Margaret Smilow, Executive Producer/Co-producer | Margaret Smilow has been producing award-winning films on international culture and arts since 1979. Her projects with Alternate Current, the company she founded in 1979, include the highly acclaimed Music for the Movies, a collection of films on the art and craft of scoring music for feature films. The first film in the series, Bernard Hermann, was nominated for an Academy Award in 1992. Other works include Great Musicals: The Arthur Freed Unit at MGM, Dashiell Hammett. Detective. Writer., Busby Berkeley: Going Through the Roof and Isamu Noguchi: The Sculpture of Spaces.
Smilow joined THIRTEEN and WNET.ORG in 1997 as director of culture, arts and documentaries. She recently produced Barenboim on Beethoven, which features the pianist performing all 32 piano sonatas, and Simon Schama’s Power of Art, an eight-part television history of the creative moment featuring eight artists. The episode “Bernini” won an International Emmy Award.
She received the 1999 Creative Arts Emmy Award for Outstanding Classical Music – Dance Program for Itzhak Perlman: Fiddling for the Future and a Nonfiction Series Emmy for Leonard Bernstein: Reaching for the Note. Her projects for PBS’ Great Performances include “Kurosawa,” “Making the Misfits” and “Degas and the Dance,” which won a Peabody Award.
Simon Kilmurry, Executive Director, American Documentary | POV, Executive Producer, POV | Simon Kilmurry joined American Documentary | POV in 1999 and was appointed executive director in 2006. He oversees all aspects of American Documentary’s programs and operations including the production of POV. Since 2006, POV has been honored with a Special Emmy for Excellence in Television Documentary Filmmaking, 26 Emmy nominations, one Emmy Award, two Academy Award nominations, two Peabody Awards and three Webby nominations.

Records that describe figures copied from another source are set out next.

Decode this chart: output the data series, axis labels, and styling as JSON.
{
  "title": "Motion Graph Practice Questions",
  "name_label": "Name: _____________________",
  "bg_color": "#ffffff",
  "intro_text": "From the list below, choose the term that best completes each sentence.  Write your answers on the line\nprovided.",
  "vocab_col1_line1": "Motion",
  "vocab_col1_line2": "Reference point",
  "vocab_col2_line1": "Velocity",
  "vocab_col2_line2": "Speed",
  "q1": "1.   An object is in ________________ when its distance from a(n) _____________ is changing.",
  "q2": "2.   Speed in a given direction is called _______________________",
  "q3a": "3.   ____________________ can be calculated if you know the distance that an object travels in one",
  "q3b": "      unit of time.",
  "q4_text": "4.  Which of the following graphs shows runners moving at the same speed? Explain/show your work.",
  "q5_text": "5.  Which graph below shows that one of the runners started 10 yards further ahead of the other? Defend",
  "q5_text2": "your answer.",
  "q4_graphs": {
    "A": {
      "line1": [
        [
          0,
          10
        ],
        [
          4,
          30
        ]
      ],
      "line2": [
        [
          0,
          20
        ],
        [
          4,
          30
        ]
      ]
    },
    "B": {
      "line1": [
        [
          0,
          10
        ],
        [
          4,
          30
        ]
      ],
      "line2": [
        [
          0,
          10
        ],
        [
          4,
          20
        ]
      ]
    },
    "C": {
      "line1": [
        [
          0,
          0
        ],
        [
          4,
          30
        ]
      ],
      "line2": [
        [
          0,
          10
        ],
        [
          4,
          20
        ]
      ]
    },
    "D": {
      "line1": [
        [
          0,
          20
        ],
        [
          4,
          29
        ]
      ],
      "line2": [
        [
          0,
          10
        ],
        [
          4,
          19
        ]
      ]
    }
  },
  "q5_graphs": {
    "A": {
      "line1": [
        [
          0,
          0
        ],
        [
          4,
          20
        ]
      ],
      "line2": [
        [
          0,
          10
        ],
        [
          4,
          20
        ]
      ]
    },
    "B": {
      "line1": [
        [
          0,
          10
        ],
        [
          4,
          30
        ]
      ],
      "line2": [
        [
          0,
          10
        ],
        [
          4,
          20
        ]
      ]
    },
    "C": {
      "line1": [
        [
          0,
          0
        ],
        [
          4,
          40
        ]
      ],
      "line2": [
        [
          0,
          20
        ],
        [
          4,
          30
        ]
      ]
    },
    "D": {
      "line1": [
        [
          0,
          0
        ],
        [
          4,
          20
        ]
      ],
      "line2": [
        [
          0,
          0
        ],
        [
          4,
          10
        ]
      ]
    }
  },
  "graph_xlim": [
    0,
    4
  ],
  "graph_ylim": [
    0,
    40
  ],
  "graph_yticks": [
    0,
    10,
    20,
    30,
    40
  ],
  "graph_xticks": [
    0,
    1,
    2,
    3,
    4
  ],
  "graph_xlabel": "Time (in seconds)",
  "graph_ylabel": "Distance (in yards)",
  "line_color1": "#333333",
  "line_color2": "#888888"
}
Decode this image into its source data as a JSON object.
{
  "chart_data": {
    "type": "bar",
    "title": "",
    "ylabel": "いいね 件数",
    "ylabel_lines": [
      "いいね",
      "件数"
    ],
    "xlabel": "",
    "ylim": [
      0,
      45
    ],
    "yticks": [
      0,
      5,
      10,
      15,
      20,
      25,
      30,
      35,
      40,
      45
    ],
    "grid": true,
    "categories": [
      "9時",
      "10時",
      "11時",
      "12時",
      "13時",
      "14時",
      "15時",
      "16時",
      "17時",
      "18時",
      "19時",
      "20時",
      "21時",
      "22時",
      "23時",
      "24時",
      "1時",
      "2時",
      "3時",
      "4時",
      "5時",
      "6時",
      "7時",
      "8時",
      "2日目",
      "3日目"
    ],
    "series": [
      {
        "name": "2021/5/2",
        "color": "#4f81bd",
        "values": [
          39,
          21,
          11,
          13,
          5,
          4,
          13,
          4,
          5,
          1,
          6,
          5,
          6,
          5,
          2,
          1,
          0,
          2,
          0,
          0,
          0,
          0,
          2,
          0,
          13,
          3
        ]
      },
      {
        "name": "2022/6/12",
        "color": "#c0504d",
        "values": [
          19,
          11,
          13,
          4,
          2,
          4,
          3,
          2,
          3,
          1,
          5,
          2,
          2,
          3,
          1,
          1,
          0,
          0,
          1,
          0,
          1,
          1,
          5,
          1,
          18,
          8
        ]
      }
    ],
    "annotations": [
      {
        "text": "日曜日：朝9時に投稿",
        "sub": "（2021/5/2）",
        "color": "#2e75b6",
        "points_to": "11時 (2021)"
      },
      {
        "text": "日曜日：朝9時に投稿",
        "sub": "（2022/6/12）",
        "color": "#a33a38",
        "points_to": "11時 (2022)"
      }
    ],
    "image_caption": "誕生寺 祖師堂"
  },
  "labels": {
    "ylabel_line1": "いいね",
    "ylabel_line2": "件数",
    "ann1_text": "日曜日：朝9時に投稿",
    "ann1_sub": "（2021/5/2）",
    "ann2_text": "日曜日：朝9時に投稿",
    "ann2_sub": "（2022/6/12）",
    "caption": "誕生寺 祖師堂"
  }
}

Kilmurry has been involved in the production and distribution of more than 140 POV films and special presentations, including a live town hall meeting with ABC News’ Nightline and the PBS miniseries Right Here, Right Now. He has helped lead new POV initiatives, including the Diverse Voices Project to support emerging filmmakers and the Webby Award-winning online series Borders.
He has served on panels and juries at national and international festivals, conferences and institutions, including IDFA, DocAviv, SilverDocs, Sheffield Documentary Film Festival, Australian International Documentary Conference, The New School, New York University, Human Rights Watch International Film Festival and the IFP Film Market. Kilmurry is a member of the board of screeners for the duPont-Columbia Awards and is an international advisor to The Greenhouse Fund.
Previously, Kilmurry was associate director at Teachers and Writers Collaborative. He has served as a board member and treasurer for a number of nonprofit organizations including Elders Share the Arts and East Harlem Block Schools. He attended the University of Edinburgh, Scotland, and Columbia University Business School’s Institute for Not-for-Profit Management.